The Loneliness of the long distance shopping trolley
It lies forlornly in a shallow murky stream
Rust particles starting to show on its mesh structure
and a soggy till receipt hugs against its side
together with a crumpled Mars bar wrapper.
Bread, milk, cream cakes and mushy peas, will have long been transferred
from this receptacle to fridge, pantry or stomach, after which a short
but violently rocky trip to the local woods, where unceremoniously dumped
for all the kids to play with.
They did wheelies with it, giving each other rides, and racing against time
with an iPhone to hand that was mine.
This until a wheel snapped off, rendering it useless and past its push by date
A watery grave now being the only option for this whopper shopper
no prayers said here, only kids laughing and going off their trollies.

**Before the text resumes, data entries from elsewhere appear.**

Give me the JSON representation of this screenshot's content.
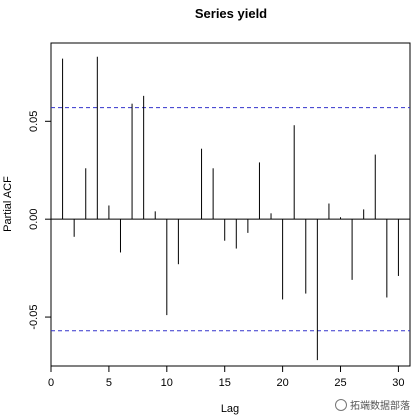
{
  "chart_data": {
    "type": "bar",
    "subtype": "partial-acf",
    "title": "Series  yield",
    "xlabel": "Lag",
    "ylabel": "Partial ACF",
    "xlim": [
      0,
      31
    ],
    "ylim": [
      -0.075,
      0.09
    ],
    "x_ticks": [
      0,
      5,
      10,
      15,
      20,
      25,
      30
    ],
    "y_ticks": [
      -0.05,
      0.0,
      0.05
    ],
    "y_tick_labels": [
      "-0.05",
      "0.00",
      "0.05"
    ],
    "confidence_bound": 0.057,
    "confidence_color": "#3333cc",
    "lags": [
      1,
      2,
      3,
      4,
      5,
      6,
      7,
      8,
      9,
      10,
      11,
      12,
      13,
      14,
      15,
      16,
      17,
      18,
      19,
      20,
      21,
      22,
      23,
      24,
      25,
      26,
      27,
      28,
      29,
      30
    ],
    "values": [
      0.082,
      -0.009,
      0.026,
      0.083,
      0.007,
      -0.017,
      0.059,
      0.063,
      0.004,
      -0.049,
      -0.023,
      0.0,
      0.036,
      0.026,
      -0.011,
      -0.015,
      -0.007,
      0.029,
      0.003,
      -0.041,
      0.048,
      -0.038,
      -0.072,
      0.008,
      0.001,
      -0.031,
      0.005,
      0.033,
      -0.04,
      -0.029
    ],
    "grid": false,
    "legend": "none"
  },
  "watermark": {
    "text": "拓端数据部落"
  }
}
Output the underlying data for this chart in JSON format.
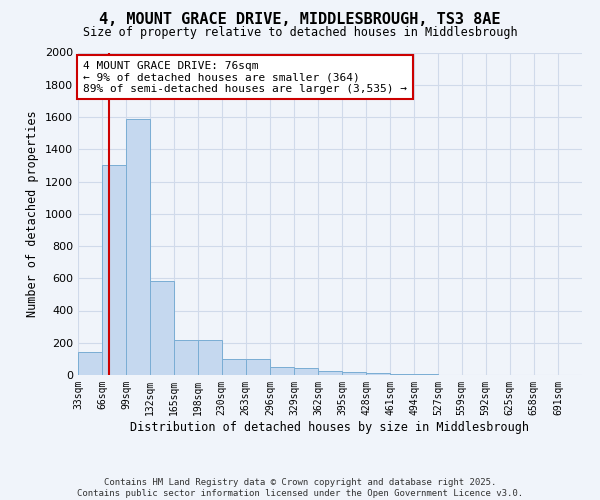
{
  "title": "4, MOUNT GRACE DRIVE, MIDDLESBROUGH, TS3 8AE",
  "subtitle": "Size of property relative to detached houses in Middlesbrough",
  "xlabel": "Distribution of detached houses by size in Middlesbrough",
  "ylabel": "Number of detached properties",
  "bin_edges": [
    33,
    66,
    99,
    132,
    165,
    198,
    230,
    263,
    296,
    329,
    362,
    395,
    428,
    461,
    494,
    527,
    559,
    592,
    625,
    658,
    691
  ],
  "bar_heights": [
    140,
    1300,
    1590,
    580,
    215,
    215,
    100,
    100,
    50,
    45,
    25,
    20,
    15,
    5,
    4,
    3,
    2,
    1,
    1,
    1
  ],
  "bar_color": "#c5d8ef",
  "bar_edgecolor": "#7aadd4",
  "bg_color": "#f0f4fa",
  "grid_color": "#d0daea",
  "vline_x": 76,
  "vline_color": "#cc0000",
  "annotation_text": "4 MOUNT GRACE DRIVE: 76sqm\n← 9% of detached houses are smaller (364)\n89% of semi-detached houses are larger (3,535) →",
  "annotation_box_facecolor": "#ffffff",
  "annotation_box_edgecolor": "#cc0000",
  "ylim": [
    0,
    2000
  ],
  "yticks": [
    0,
    200,
    400,
    600,
    800,
    1000,
    1200,
    1400,
    1600,
    1800,
    2000
  ],
  "footnote1": "Contains HM Land Registry data © Crown copyright and database right 2025.",
  "footnote2": "Contains public sector information licensed under the Open Government Licence v3.0."
}
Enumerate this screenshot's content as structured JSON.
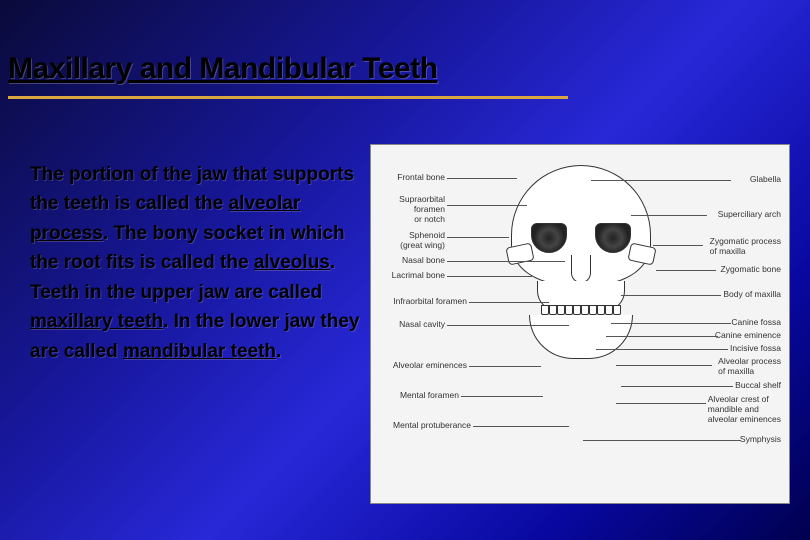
{
  "slide": {
    "title": "Maxillary and Mandibular Teeth",
    "body": {
      "p1_a": "The portion of the jaw that supports the teeth is called the ",
      "p1_u1": "alveolar process",
      "p1_b": ". The bony socket in which the root fits is called the ",
      "p1_u2": "alveolus",
      "p1_c": ".",
      "p2_a": "Teeth in the upper jaw are called ",
      "p2_u1": "maxillary teeth",
      "p2_b": ". In the lower jaw they are called ",
      "p2_u2": "mandibular teeth",
      "p2_c": "."
    }
  },
  "figure": {
    "labels_left": [
      "Frontal bone",
      "Supraorbital\nforamen\nor notch",
      "Sphenoid\n(great wing)",
      "Nasal bone",
      "Lacrimal bone",
      "Infraorbital foramen",
      "Nasal cavity",
      "Alveolar eminences",
      "Mental foramen",
      "Mental protuberance"
    ],
    "labels_right": [
      "Glabella",
      "Superciliary arch",
      "Zygomatic process\nof maxilla",
      "Zygomatic bone",
      "Body of maxilla",
      "Canine fossa",
      "Canine eminence",
      "Incisive fossa",
      "Alveolar process\nof maxilla",
      "Buccal shelf",
      "Alveolar crest of\nmandible and\nalveolar eminences",
      "Symphysis"
    ]
  },
  "colors": {
    "accent": "#d9a640",
    "bg_dark": "#0a0a3a",
    "bg_mid": "#2828d8"
  }
}
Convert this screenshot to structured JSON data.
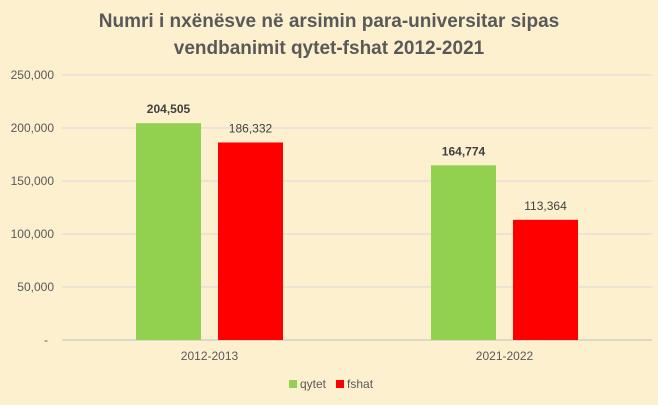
{
  "chart_data": {
    "type": "bar",
    "title_lines": [
      "Numri i nxënësve në arsimin para-universitar sipas",
      "vendbanimit qytet-fshat 2012-2021"
    ],
    "categories": [
      "2012-2013",
      "2021-2022"
    ],
    "series": [
      {
        "name": "qytet",
        "values": [
          204505,
          164774
        ],
        "color": "#92d050",
        "labels": [
          "204,505",
          "164,774"
        ],
        "label_bold": true
      },
      {
        "name": "fshat",
        "values": [
          186332,
          113364
        ],
        "color": "#ff0000",
        "labels": [
          "186,332",
          "113,364"
        ],
        "label_bold": false
      }
    ],
    "ylim": [
      0,
      250000
    ],
    "yticks": [
      0,
      50000,
      100000,
      150000,
      200000,
      250000
    ],
    "ytick_labels": [
      "-",
      "50,000",
      "100,000",
      "150,000",
      "200,000",
      "250,000"
    ],
    "grid": true,
    "legend": "bottom"
  }
}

Didn’t cost them any lolly, so just leave it here for the volunteers to clear.
All this because a lazy local shopper had filled the trolley chocca blocker
and couldn’t be arsed to check out or bag it, instead electing to drag it
a mile or two, to their smoke filled, beer instilled
two bedroomed flat, paying rent a thing of the past.
A mug of coffee and a fag, then a push, a tug and a drag
to whatever spot was the tip today, then just casually walk away.
RIP Tesco trolley, your folly is complete.
Your aluminium soul at heavens gate,
If you’ve no pound coin it may be too late.